Asal-usul Wangsa Sailendra, Trah Raja-raja Besar di Pulau Jawa

Kamis, 11 Januari 2024 - 07:41 WIB
loading...
Asal-usul Wangsa Sailendra,...
Wangsa Sailendra menjadi salah satu trah penguasa raja-raja di Nusantara, khususnya di Pulau Jawa. Foto/Ilustrasi/Ist
A A A
Wangsa Sailendra menjadi salah satu trah penguasa raja-raja di Nusantara, khususnya di Pulau Jawa . Istilah Sailendra ini muncul pertama kali dalam Prasasti Kalasan berangka tahun 700 Saka atau 778 M. Di Prasasti Kalasan disebut istilah Sailendrawangsa.

Kemudian istilah itu muncul pula di dalam prasasti dari Desa Kelurak tahun 704 Saka atau 782 M. Selanjutnya di Prasasti Abhayagiriwihara dari bukit Ratu Baka tahun 714 Saka atau 792 M, dan di dalam Prasasti Kayumwungan tahun 746 Saka atau 824 M. Menariknya istilah Wangsa Sailendra ini juga muncul dalam peninggalan sejarah di luar Jawa yaitu Prasasti Ligor B5, Nālanda di India, dan Leiden.

Prasasti-prasasti tersebut semuanya menggunakan bahasa Sanskerta. Tiga di antaranya, kecuali Prasasti Kayumwungan, menggunakan huruf siddham, bukan huruf Pallawa atau huruf Jawa kuno sebagaimana umumnya prasasti-prasasti di Jawa.

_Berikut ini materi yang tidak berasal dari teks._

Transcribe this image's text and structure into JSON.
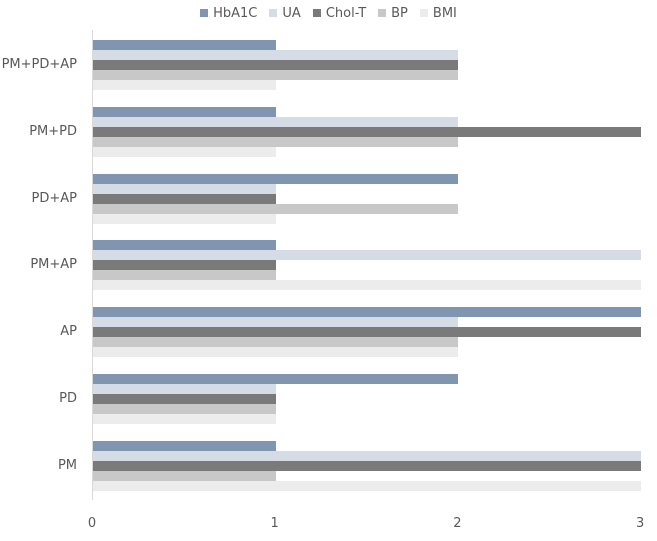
{
  "chart_data": {
    "type": "bar",
    "orientation": "horizontal",
    "title": "",
    "xlabel": "",
    "ylabel": "",
    "xlim": [
      0,
      3
    ],
    "x_ticks": [
      "0",
      "1",
      "2",
      "3"
    ],
    "grid": false,
    "legend_position": "top",
    "categories": [
      "PM+PD+AP",
      "PM+PD",
      "PD+AP",
      "PM+AP",
      "AP",
      "PD",
      "PM"
    ],
    "series": [
      {
        "name": "HbA1C",
        "color": "#8096b0",
        "values": [
          1,
          1,
          2,
          1,
          3,
          2,
          1
        ]
      },
      {
        "name": "UA",
        "color": "#d5dce6",
        "values": [
          2,
          2,
          1,
          3,
          2,
          1,
          3
        ]
      },
      {
        "name": "Chol-T",
        "color": "#7a7a7a",
        "values": [
          2,
          3,
          1,
          1,
          3,
          1,
          3
        ]
      },
      {
        "name": "BP",
        "color": "#c8c8c8",
        "values": [
          2,
          2,
          2,
          1,
          2,
          1,
          1
        ]
      },
      {
        "name": "BMI",
        "color": "#ececec",
        "values": [
          1,
          1,
          1,
          3,
          2,
          1,
          3
        ]
      }
    ]
  }
}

Kenyataan ini ditambah dengan kenyataan bahwa ada beberapa nama wangsa di India, dan daratan Asia Tenggara yang sama artinya dengan Sailendra, yaitu raja gunung. Ada banyak pendapat mengenai asal usul Wangsa Sailendra di Nusantara, dikutip dari "Sejarah Nasional Indonesia II : Zaman Kuno".



Ada yang menyebut, wangsa ini berasal dari Kalingga di India Selatan. Sementara George Coedes sejarawan dan arkeolog Prancis menyebut wangsa ini berasal dari Fu-nan atau Kamboja. Pada berita Cina itu berasal dari kata Khmer kuno vnam atau bnam yang berarti gunung; dalam bahasa Khmer sekarang phnom.

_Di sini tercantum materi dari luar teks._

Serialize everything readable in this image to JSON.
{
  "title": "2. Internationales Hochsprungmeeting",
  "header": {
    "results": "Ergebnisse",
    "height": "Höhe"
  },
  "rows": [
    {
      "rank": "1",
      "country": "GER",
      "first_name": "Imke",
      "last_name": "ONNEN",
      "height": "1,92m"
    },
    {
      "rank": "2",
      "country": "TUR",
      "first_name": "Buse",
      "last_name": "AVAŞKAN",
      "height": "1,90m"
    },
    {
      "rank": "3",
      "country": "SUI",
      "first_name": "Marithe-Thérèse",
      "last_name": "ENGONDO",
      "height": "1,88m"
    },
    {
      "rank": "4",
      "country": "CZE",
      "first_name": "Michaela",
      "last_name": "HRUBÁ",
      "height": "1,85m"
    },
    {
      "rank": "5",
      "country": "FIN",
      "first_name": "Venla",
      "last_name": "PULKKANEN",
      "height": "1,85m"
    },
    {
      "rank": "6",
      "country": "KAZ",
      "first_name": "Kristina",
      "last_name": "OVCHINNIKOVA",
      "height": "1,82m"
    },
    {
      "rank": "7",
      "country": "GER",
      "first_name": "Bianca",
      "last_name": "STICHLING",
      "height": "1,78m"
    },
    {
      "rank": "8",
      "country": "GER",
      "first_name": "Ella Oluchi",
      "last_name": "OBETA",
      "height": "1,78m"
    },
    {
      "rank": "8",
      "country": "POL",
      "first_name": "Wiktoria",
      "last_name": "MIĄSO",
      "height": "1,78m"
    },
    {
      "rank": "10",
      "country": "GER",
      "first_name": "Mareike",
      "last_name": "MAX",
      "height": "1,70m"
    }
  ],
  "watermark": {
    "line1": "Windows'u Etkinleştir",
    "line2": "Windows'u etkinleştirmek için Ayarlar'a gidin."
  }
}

Raja-raja Fu-nan disebut parwatabhūpala, yang berarti raja gunung sama dengan kata Sailendra. Setelah kerajaan Fu-nan itu runtuh sekitar tahun 620 M, ada anggota wangsa raja-raja Fu-nan itu yang menyingkir ke Jawa. Konon muncullah sebagai penguasa di sini pada pertengahan abad VIII M, dengan menggunakan nama wangsa Sailendra.

Pendapat sejarawan lain mengenai asal usul Wangsa Sailendra berasal dari India Selatan, yang kemudian berkuasa di Palembang. Tetapi konon pada tahun 683 M melarikan diri ke Jawa, karena serangan dari Sriwijaya dari Semenanjung Tanah Melayu.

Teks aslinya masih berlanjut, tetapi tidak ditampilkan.